John McCarthy's Novel Teaches Us To...

The Road is one of my all-time favorite books. If you want to understand "why", please read this older post

Son: We wouldn’t ever eat anybody, would we?

Father: No. Of course not.

Even if we were starving?

We’re starving now.

No matter what.

No. No matter what.

Because we’re the good guys.

Yes.

And we’re carrying the fire.

And we’re carrying the fire. Yes.

McCarthy has said that The Road is everything he wants to teach his son about growing up, about life, about being “a good guy.”

The father continually tells his son, that no matter what, “You must carry the fire.”

Yes, the fire is literal–the boy needs the fire for warmth and to cook but fire is metaphorical for compassion and love.

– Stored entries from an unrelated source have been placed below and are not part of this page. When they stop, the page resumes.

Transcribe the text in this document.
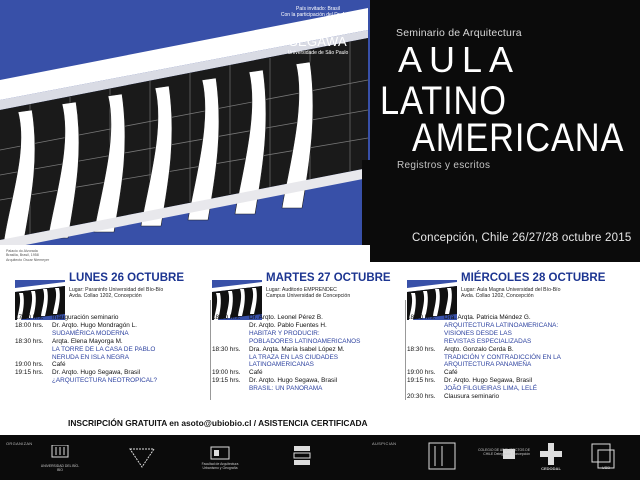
País invitado: Brasil
Con la participación del Dr. Arqto.
HUGO SEGAWA
Universidade de São Paulo
Palacio do Alvorada
Brasilia, Brasil, 1958
Arquitecto Oscar Niemeyer
Seminario de Arquitectura
AULA
LATINO
AMERICANA
Registros y escritos
Concepción, Chile 26/27/28 octubre 2015
LUNES 26 OCTUBRE
Lugar: Paraninfo Universidad del Bío-Bío
Avda. Collao 1202, Concepción
17:30 hrs.	Inauguración seminario
18:00 hrs.	Dr. Arqto. Hugo Mondragón L.
SUDAMÉRICA MODERNA
18:30 hrs.	Arqta. Elena Mayorga M.
LA TORRE DE LA CASA DE PABLO
NERUDA EN ISLA NEGRA
19:00 hrs.	Café
19:15 hrs.	Dr. Arqto. Hugo Segawa, Brasil
¿ARQUITECTURA NEOTROPICAL?
MARTES 27 OCTUBRE
Lugar: Auditorio EMPRENDEC
Campus Universidad de Concepción
18:00 hrs.	Dr. Arqto. Leonel Pérez B.
Dr. Arqto. Pablo Fuentes H.
HABITAR Y PRODUCIR:
POBLADORES LATINOAMERICANOS
18:30 hrs.	Dra. Arqta. María Isabel López M.
LA TRAZA EN LAS CIUDADES
LATINOAMERICANAS
19:00 hrs.	Café
19:15 hrs.	Dr. Arqto. Hugo Segawa, Brasil
BRASIL: UN PANORAMA
MIÉRCOLES 28 OCTUBRE
Lugar: Aula Magna Universidad del Bío-Bío
Avda. Collao 1202, Concepción
18:00 hrs.	Dra. Arqta. Patricia Méndez G.
ARQUITECTURA LATINOAMERICANA:
VISIONES DESDE LAS
REVISTAS ESPECIALIZADAS
18:30 hrs.	Arqto. Gonzalo Cerda B.
TRADICIÓN Y CONTRADICCIÓN EN LA
ARQUITECTURA PANAMEÑA
19:00 hrs.	Café
19:15 hrs.	Dr. Arqto. Hugo Segawa, Brasil
JOÃO FILGUEIRAS LIMA, LELÉ
20:30 hrs.	Clausura seminario
INSCRIPCIÓN GRATUITA en asoto@ubiobio.cl / ASISTENCIA CERTIFICADA
ORGANIZAN	AUSPICIAN
UNIVERSIDAD DEL BÍO-BÍO
Facultad de Arquitectura Urbanismo y Geografía
COLEGIO DE ARQUITECTOS DE CHILE Delegación Concepción
CEDODAL	UBB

Because, the father believes it’s the fire that will spring the boy’s survival.

Daily Stoic has a beautiful piece on the same:

Everything depended on reaching the coast, yet waking in the night he knew that all of this was empty and no substance to it.” The coast was just an idea, a distant point on the horizon, that served as something to measure progress against. No more, no less. So the man kept going. He pushed his cart, he protected his son, he carried the fire. He tried to do what was right, tried not to be broken down by all that was happening around him, tried not to be corrupted by it.

All we can do is keep going. We keep buggering on, as Churchill did. We fight on. We stick to it. We endure. We survive. Maybe things will get better soon, maybe they won’t. But we’ll definitely keep moving. We’ll carry the fire. We’ll do what’s right. We won’t be broken down.